"Even though the web server is public facing, it still has measures of protection enabled on it to protect it from unauthorized access. PicScout.com bypassed those settings plain and simple to get to folders that were not available to them otherwise. The only way to access the supposedly copyrighted image was to view it on the web page. "
In laymans words: Since picscout is a crawler and not a human beeing it can not see the pictures so they have to "intrude" to see the pictures by going into your files and taking a copy of your files.
Is my understanding correct ?
Khan
Correct....if they were only looking at the code of the page like most bots do, then all they would see would be a file name with a path to a folder. If the bot tried to access the folder, then would be blocked, so the bot or spider cannot access the files directly. They use software that "tricks" the security measures that I had in place to think it is actually a user using a web browser, then they further trick the server to giving access to those hidden folders for access, then they download the image so they can compare the meta information.
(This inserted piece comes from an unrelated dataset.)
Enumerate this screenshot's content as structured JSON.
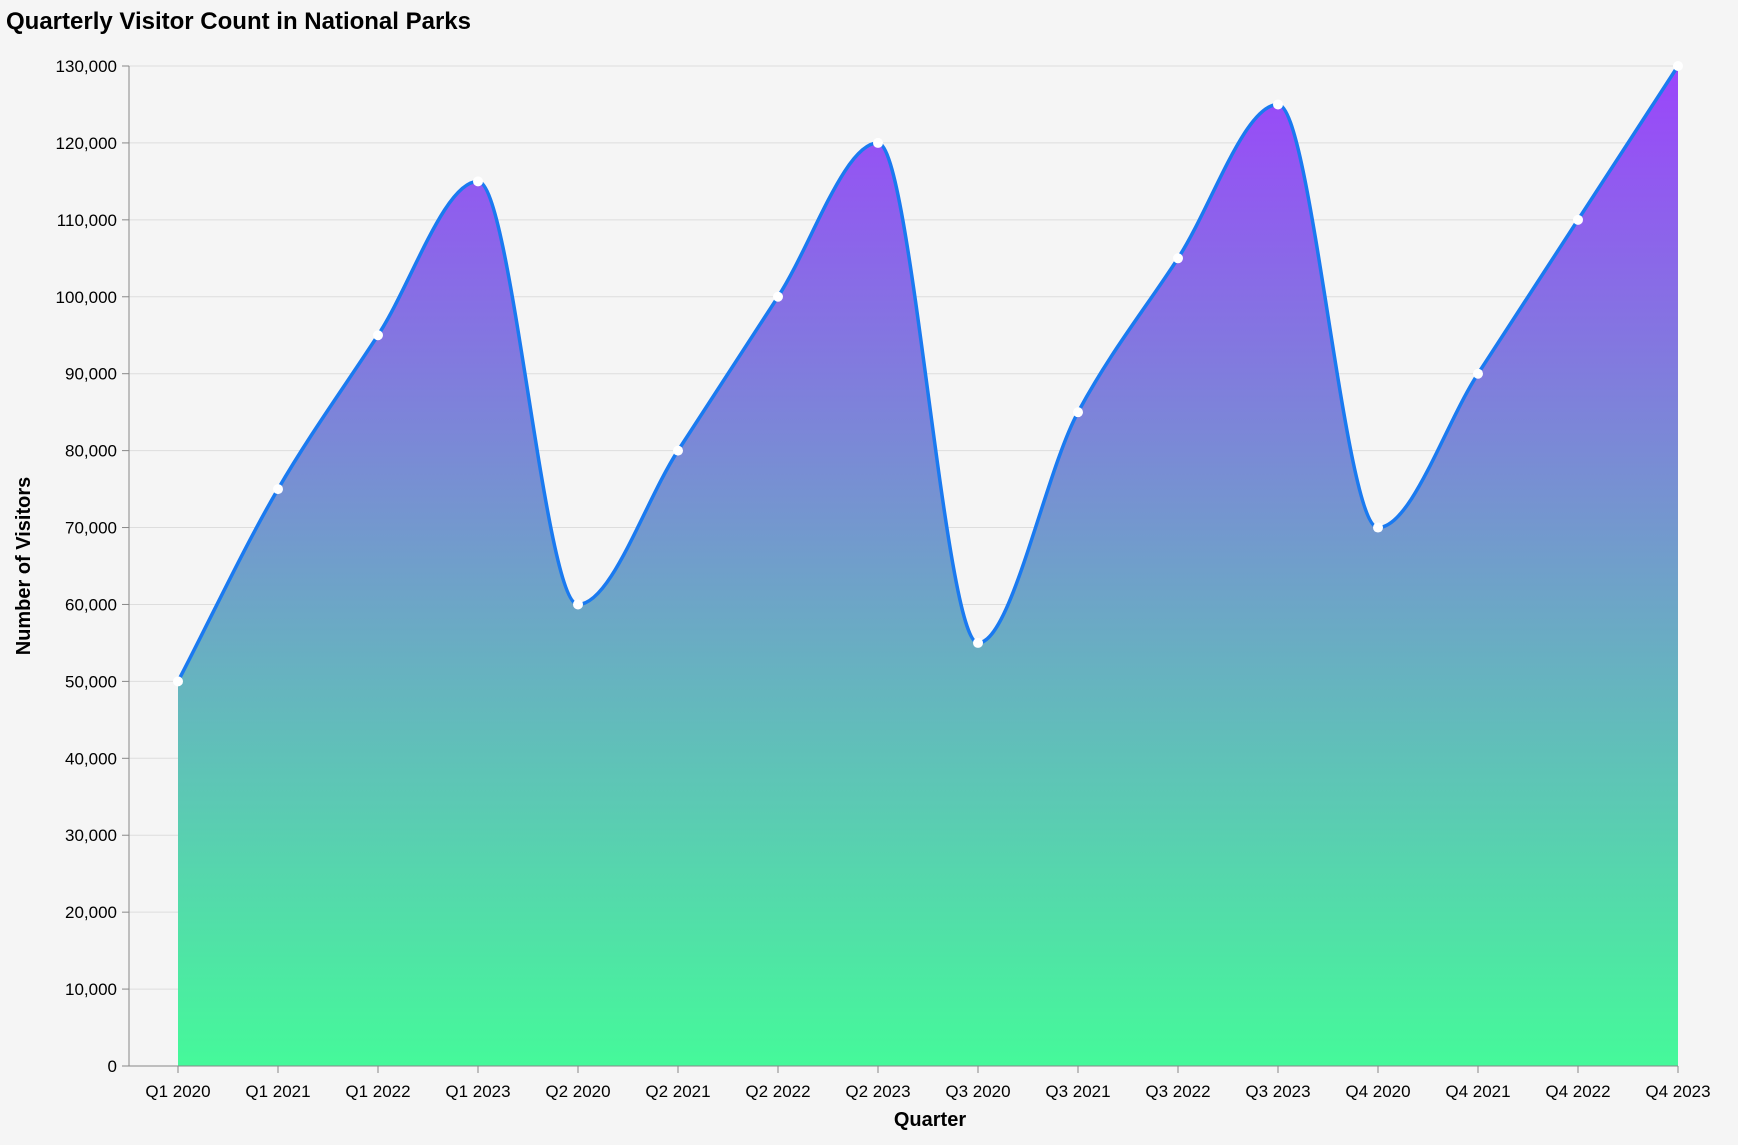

This is the only way they can match up images as people usually rename files so matching the filename would do no good. The problem with this is this bypassing bots and spiders cause excessive bandwidth usage on a server and can affect network performance.
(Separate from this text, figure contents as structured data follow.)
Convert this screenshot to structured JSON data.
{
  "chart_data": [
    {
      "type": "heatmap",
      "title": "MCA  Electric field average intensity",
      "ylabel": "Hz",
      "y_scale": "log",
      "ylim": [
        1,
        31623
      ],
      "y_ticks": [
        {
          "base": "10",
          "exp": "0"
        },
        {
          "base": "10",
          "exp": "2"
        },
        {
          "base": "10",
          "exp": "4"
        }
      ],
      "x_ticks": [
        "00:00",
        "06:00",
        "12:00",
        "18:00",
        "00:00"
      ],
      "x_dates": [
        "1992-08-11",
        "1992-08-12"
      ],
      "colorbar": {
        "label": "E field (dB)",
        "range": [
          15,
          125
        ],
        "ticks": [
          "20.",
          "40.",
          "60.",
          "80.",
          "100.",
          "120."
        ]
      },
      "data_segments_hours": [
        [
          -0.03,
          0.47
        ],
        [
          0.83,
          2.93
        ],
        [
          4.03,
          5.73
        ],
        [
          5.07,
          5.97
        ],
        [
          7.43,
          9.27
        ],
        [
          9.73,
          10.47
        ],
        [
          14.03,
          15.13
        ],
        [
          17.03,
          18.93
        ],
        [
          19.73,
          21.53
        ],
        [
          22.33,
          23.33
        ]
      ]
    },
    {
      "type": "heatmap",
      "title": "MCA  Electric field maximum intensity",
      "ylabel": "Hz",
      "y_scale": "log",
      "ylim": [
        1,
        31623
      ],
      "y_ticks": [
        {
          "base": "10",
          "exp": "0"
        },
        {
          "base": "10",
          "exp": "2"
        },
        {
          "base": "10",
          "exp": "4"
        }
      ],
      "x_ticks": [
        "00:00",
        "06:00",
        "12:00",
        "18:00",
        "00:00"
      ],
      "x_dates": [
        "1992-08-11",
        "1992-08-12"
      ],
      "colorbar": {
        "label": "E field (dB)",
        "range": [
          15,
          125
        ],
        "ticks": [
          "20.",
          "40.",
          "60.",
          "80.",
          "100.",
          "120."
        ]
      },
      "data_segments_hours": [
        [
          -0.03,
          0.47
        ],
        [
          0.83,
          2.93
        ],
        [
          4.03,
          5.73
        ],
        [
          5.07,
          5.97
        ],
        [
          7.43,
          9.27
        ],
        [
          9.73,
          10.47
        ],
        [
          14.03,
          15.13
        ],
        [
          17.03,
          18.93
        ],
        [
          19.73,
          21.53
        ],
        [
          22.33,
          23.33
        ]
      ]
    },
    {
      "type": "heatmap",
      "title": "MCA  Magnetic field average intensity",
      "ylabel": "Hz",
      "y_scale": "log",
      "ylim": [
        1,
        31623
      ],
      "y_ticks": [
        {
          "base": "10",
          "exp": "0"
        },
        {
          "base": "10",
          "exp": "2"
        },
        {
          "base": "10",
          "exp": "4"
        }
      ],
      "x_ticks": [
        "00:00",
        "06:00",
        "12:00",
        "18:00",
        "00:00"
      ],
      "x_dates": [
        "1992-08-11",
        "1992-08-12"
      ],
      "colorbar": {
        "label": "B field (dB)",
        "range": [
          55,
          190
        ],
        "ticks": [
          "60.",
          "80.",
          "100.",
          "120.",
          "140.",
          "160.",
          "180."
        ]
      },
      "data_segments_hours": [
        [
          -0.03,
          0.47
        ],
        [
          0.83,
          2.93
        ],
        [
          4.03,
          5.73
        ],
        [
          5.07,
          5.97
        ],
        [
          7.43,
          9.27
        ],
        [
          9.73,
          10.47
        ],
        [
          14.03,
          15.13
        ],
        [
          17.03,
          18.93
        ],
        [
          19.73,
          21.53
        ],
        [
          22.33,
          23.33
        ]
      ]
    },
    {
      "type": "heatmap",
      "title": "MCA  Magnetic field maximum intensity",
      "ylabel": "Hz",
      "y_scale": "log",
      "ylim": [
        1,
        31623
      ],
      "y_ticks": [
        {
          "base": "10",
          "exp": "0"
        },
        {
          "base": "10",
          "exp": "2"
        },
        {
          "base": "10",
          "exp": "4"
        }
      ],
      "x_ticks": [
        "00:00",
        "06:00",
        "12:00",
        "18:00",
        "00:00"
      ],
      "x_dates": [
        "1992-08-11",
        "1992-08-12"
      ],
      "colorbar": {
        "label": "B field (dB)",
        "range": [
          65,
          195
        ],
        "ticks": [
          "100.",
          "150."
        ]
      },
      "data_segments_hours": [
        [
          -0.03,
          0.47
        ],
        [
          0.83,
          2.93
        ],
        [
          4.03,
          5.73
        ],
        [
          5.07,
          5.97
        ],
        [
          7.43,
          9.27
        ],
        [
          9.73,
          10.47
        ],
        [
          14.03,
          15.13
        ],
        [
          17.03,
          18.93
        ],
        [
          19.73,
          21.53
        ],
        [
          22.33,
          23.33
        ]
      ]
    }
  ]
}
About a year and half ago, I starting noticing our bandwidth usage for our server going up, It nearly doubled to almost 2 GB downloaded every month (it used to be around 600 MB). The number of visitors also jumped up by 20,000 to 30,000 more hits and I thought it was because of our social media tie ins, but I now know it was and still are trollers scanning my server and bypassing security settings to download files they have no business looking at. If they want to actually use a human to view every page on my site looking for copyrighted images and then get screenshot captures of supposedly violations, then that would be completely ok.
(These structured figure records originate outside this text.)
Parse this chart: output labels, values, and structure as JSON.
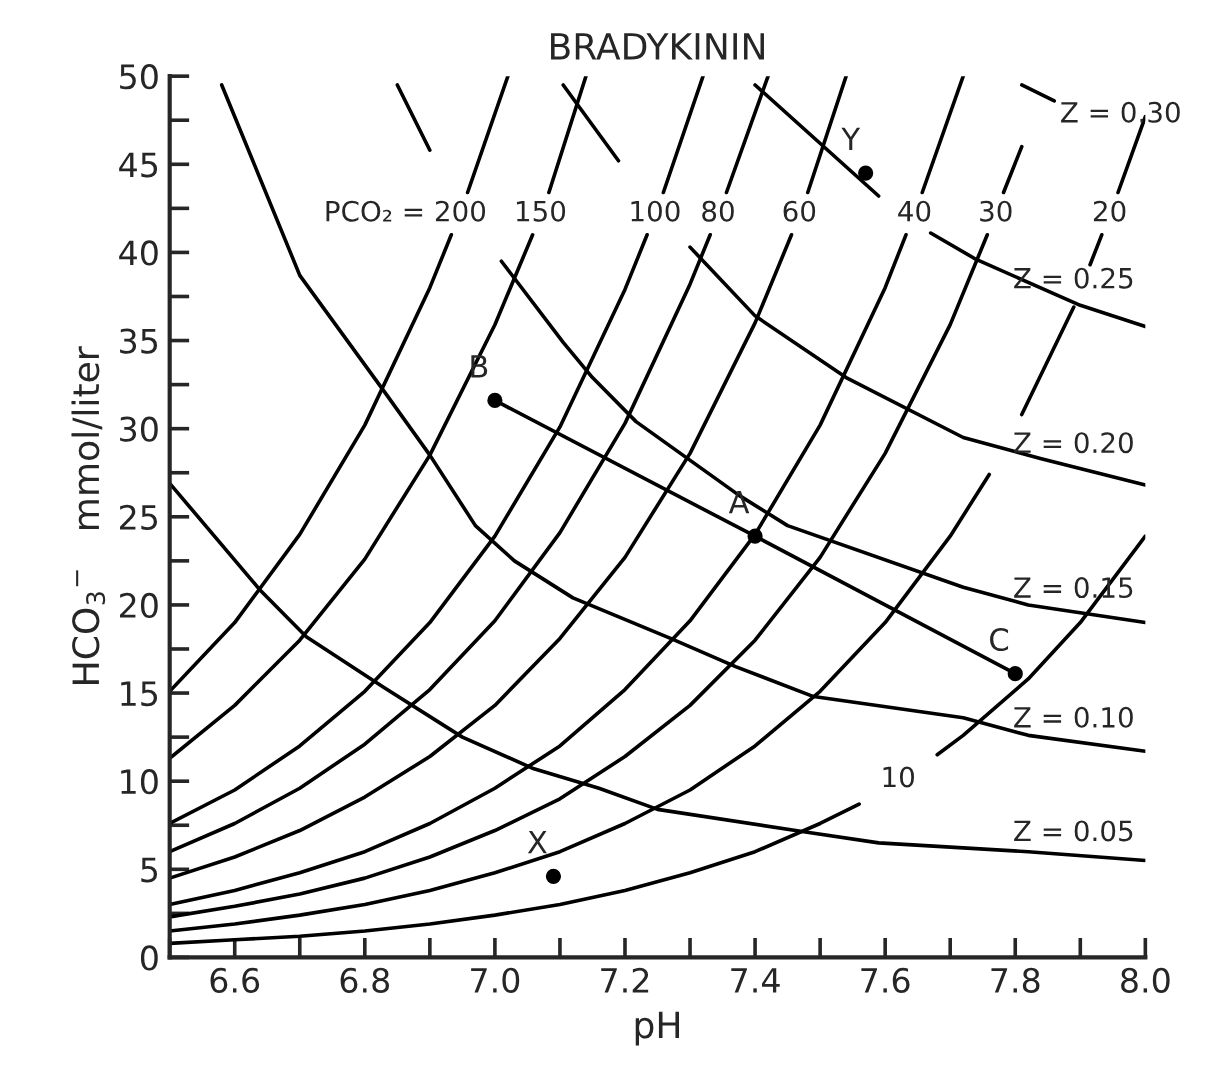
{
  "chart_data": {
    "type": "line",
    "title": "BRADYKININ",
    "xlabel": "pH",
    "ylabel": "HCO$_{3}$$^{−}$   mmol/liter",
    "xlim": [
      6.5,
      8.0
    ],
    "ylim": [
      0,
      50
    ],
    "xticks": [
      {
        "value": 6.5,
        "label": null
      },
      6.6,
      {
        "value": 6.7,
        "label": null
      },
      6.8,
      {
        "value": 6.9,
        "label": null
      },
      {
        "value": 7.0,
        "label": "7.0"
      },
      {
        "value": 7.1,
        "label": null
      },
      7.2,
      {
        "value": 7.3,
        "label": null
      },
      7.4,
      {
        "value": 7.5,
        "label": null
      },
      7.6,
      {
        "value": 7.7,
        "label": null
      },
      7.8,
      {
        "value": 7.9,
        "label": null
      },
      {
        "value": 8.0,
        "label": "8.0"
      }
    ],
    "yticks": [
      0,
      {
        "value": 2.5,
        "label": null
      },
      5,
      {
        "value": 7.5,
        "label": null
      },
      10,
      {
        "value": 12.5,
        "label": null
      },
      15,
      {
        "value": 17.5,
        "label": null
      },
      20,
      {
        "value": 22.5,
        "label": null
      },
      25,
      {
        "value": 27.5,
        "label": null
      },
      30,
      {
        "value": 32.5,
        "label": null
      },
      35,
      {
        "value": 37.5,
        "label": null
      },
      40,
      {
        "value": 42.5,
        "label": null
      },
      45,
      {
        "value": 47.5,
        "label": null
      },
      50
    ],
    "line_style": "solid",
    "series": [
      {
        "name": "PCO₂ = 200",
        "color": "#000000",
        "x": [
          6.5,
          6.6,
          6.7,
          6.8,
          6.9,
          6.933,
          6.945,
          6.958,
          7.02
        ],
        "values": [
          15.1,
          19.0,
          24.0,
          30.2,
          38.0,
          41.0,
          null,
          43.4,
          50
        ]
      },
      {
        "name": "150",
        "color": "#000000",
        "x": [
          6.5,
          6.6,
          6.7,
          6.8,
          6.9,
          7.0,
          7.058,
          7.07,
          7.083,
          7.14
        ],
        "values": [
          11.3,
          14.3,
          18.0,
          22.6,
          28.5,
          35.9,
          41.0,
          null,
          43.4,
          50
        ]
      },
      {
        "name": "100",
        "color": "#000000",
        "x": [
          6.5,
          6.6,
          6.7,
          6.8,
          6.9,
          7.0,
          7.1,
          7.2,
          7.234,
          7.246,
          7.259,
          7.32
        ],
        "values": [
          7.6,
          9.5,
          12.0,
          15.1,
          19.0,
          23.9,
          30.1,
          37.9,
          41.0,
          null,
          43.4,
          50
        ]
      },
      {
        "name": "80",
        "color": "#000000",
        "x": [
          6.5,
          6.6,
          6.7,
          6.8,
          6.9,
          7.0,
          7.1,
          7.2,
          7.3,
          7.331,
          7.343,
          7.356,
          7.42
        ],
        "values": [
          6.0,
          7.6,
          9.6,
          12.1,
          15.2,
          19.1,
          24.1,
          30.3,
          38.2,
          41.0,
          null,
          43.4,
          50
        ]
      },
      {
        "name": "60",
        "color": "#000000",
        "x": [
          6.5,
          6.6,
          6.7,
          6.8,
          6.9,
          7.0,
          7.1,
          7.2,
          7.3,
          7.4,
          7.456,
          7.468,
          7.481,
          7.54
        ],
        "values": [
          4.5,
          5.7,
          7.2,
          9.1,
          11.4,
          14.3,
          18.1,
          22.7,
          28.6,
          36.0,
          41.0,
          null,
          43.4,
          50
        ]
      },
      {
        "name": "40",
        "color": "#000000",
        "x": [
          6.5,
          6.6,
          6.7,
          6.8,
          6.9,
          7.0,
          7.1,
          7.2,
          7.3,
          7.4,
          7.5,
          7.6,
          7.632,
          7.645,
          7.657,
          7.72
        ],
        "values": [
          3.0,
          3.8,
          4.8,
          6.0,
          7.6,
          9.6,
          12.0,
          15.2,
          19.1,
          24.0,
          30.2,
          38.0,
          41.0,
          null,
          43.4,
          50
        ]
      },
      {
        "name": "30",
        "color": "#000000",
        "x": [
          6.5,
          6.6,
          6.7,
          6.8,
          6.9,
          7.0,
          7.1,
          7.2,
          7.3,
          7.4,
          7.5,
          7.6,
          7.7,
          7.757,
          7.77,
          7.782,
          7.81
        ],
        "values": [
          2.3,
          2.9,
          3.6,
          4.5,
          5.7,
          7.2,
          9.0,
          11.4,
          14.3,
          18.0,
          22.7,
          28.6,
          35.9,
          41.0,
          null,
          43.4,
          46.0
        ]
      },
      {
        "name": "20",
        "color": "#000000",
        "x": [
          6.5,
          6.6,
          6.7,
          6.8,
          6.9,
          7.0,
          7.1,
          7.2,
          7.3,
          7.4,
          7.5,
          7.6,
          7.7,
          7.76,
          7.785,
          7.81,
          7.89,
          7.9,
          7.915,
          7.933,
          7.945,
          7.958,
          8.0
        ],
        "values": [
          1.5,
          1.9,
          2.4,
          3.0,
          3.8,
          4.8,
          6.0,
          7.6,
          9.5,
          12.0,
          15.1,
          19.0,
          23.9,
          27.4,
          null,
          30.8,
          36.9,
          null,
          39.3,
          41.0,
          null,
          43.4,
          47.7
        ]
      },
      {
        "name": "10",
        "color": "#000000",
        "x": [
          6.5,
          6.6,
          6.7,
          6.8,
          6.9,
          7.0,
          7.1,
          7.2,
          7.3,
          7.4,
          7.5,
          7.56,
          7.62,
          7.68,
          7.72,
          7.82,
          7.9,
          8.0
        ],
        "values": [
          0.8,
          1.0,
          1.2,
          1.5,
          1.9,
          2.4,
          3.0,
          3.8,
          4.8,
          6.0,
          7.6,
          8.7,
          null,
          11.5,
          12.6,
          15.8,
          19.0,
          23.9
        ]
      },
      {
        "name": "Z = 0.05",
        "color": "#000000",
        "x": [
          6.5,
          6.64,
          6.71,
          6.83,
          6.95,
          7.06,
          7.16,
          7.25,
          7.48,
          7.59,
          7.82,
          8.0
        ],
        "values": [
          26.9,
          20.8,
          18.2,
          15.3,
          12.5,
          10.7,
          9.6,
          8.4,
          7.1,
          6.5,
          6.0,
          5.5
        ]
      },
      {
        "name": "Z = 0.10",
        "color": "#000000",
        "x": [
          6.58,
          6.7,
          6.83,
          6.9,
          6.97,
          7.03,
          7.12,
          7.27,
          7.37,
          7.49,
          7.72,
          7.82,
          8.0
        ],
        "values": [
          49.5,
          38.7,
          32.1,
          28.5,
          24.5,
          22.5,
          20.4,
          18.1,
          16.5,
          14.8,
          13.6,
          12.6,
          11.7
        ]
      },
      {
        "name": "Z = 0.15",
        "color": "#000000",
        "x": [
          6.85,
          6.9,
          6.955,
          7.01,
          7.105,
          7.15,
          7.217,
          7.376,
          7.45,
          7.72,
          7.82,
          8.0
        ],
        "values": [
          49.5,
          45.8,
          null,
          39.5,
          34.9,
          32.9,
          30.4,
          26.2,
          24.5,
          21.0,
          20.0,
          19.0
        ]
      },
      {
        "name": "Z = 0.20",
        "color": "#000000",
        "x": [
          7.105,
          7.19,
          7.245,
          7.3,
          7.4,
          7.54,
          7.72,
          7.84,
          8.0
        ],
        "values": [
          49.5,
          45.2,
          null,
          40.3,
          36.4,
          32.9,
          29.5,
          28.3,
          26.8
        ]
      },
      {
        "name": "Z = 0.25",
        "color": "#000000",
        "x": [
          7.4,
          7.59,
          7.63,
          7.67,
          7.74,
          7.9,
          8.0
        ],
        "values": [
          49.5,
          43.2,
          null,
          41.1,
          39.6,
          37.0,
          35.8
        ]
      },
      {
        "name": "Z = 0.30",
        "color": "#000000",
        "x": [
          7.81,
          7.86
        ],
        "values": [
          49.5,
          48.6
        ]
      },
      {
        "color": "#000000",
        "x": [
          7.0,
          7.4,
          7.8
        ],
        "values": [
          31.6,
          23.9,
          16.1
        ]
      },
      {
        "type": "scatter",
        "marker": "circle",
        "color": "#000000",
        "x": [
          7.09,
          7.57,
          7.0,
          7.4,
          7.8
        ],
        "values": [
          4.6,
          44.5,
          31.6,
          23.9,
          16.1
        ]
      }
    ],
    "annotations": [
      {
        "text": "X",
        "x": 7.09,
        "y": 4.6
      },
      {
        "text": "Y",
        "x": 7.57,
        "y": 44.5
      },
      {
        "text": "B",
        "x": 7.0,
        "y": 31.6
      },
      {
        "text": "A",
        "x": 7.4,
        "y": 23.9
      },
      {
        "text": "C",
        "x": 7.8,
        "y": 16.1
      }
    ]
  }
}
I have already tracked down more IP addresses PicScout uses that are in the US including ones set aside to roll over to when their primary one gets found out. It is truly amazing what searches on the Internet will uncover.
I am hoping to have a spreadsheet compiled of all of the more devious bots and spider domain info and IP addressing. I need to have this so I can run my filters on our firewall logs so I can see when and how they were coming into my network and into my web server.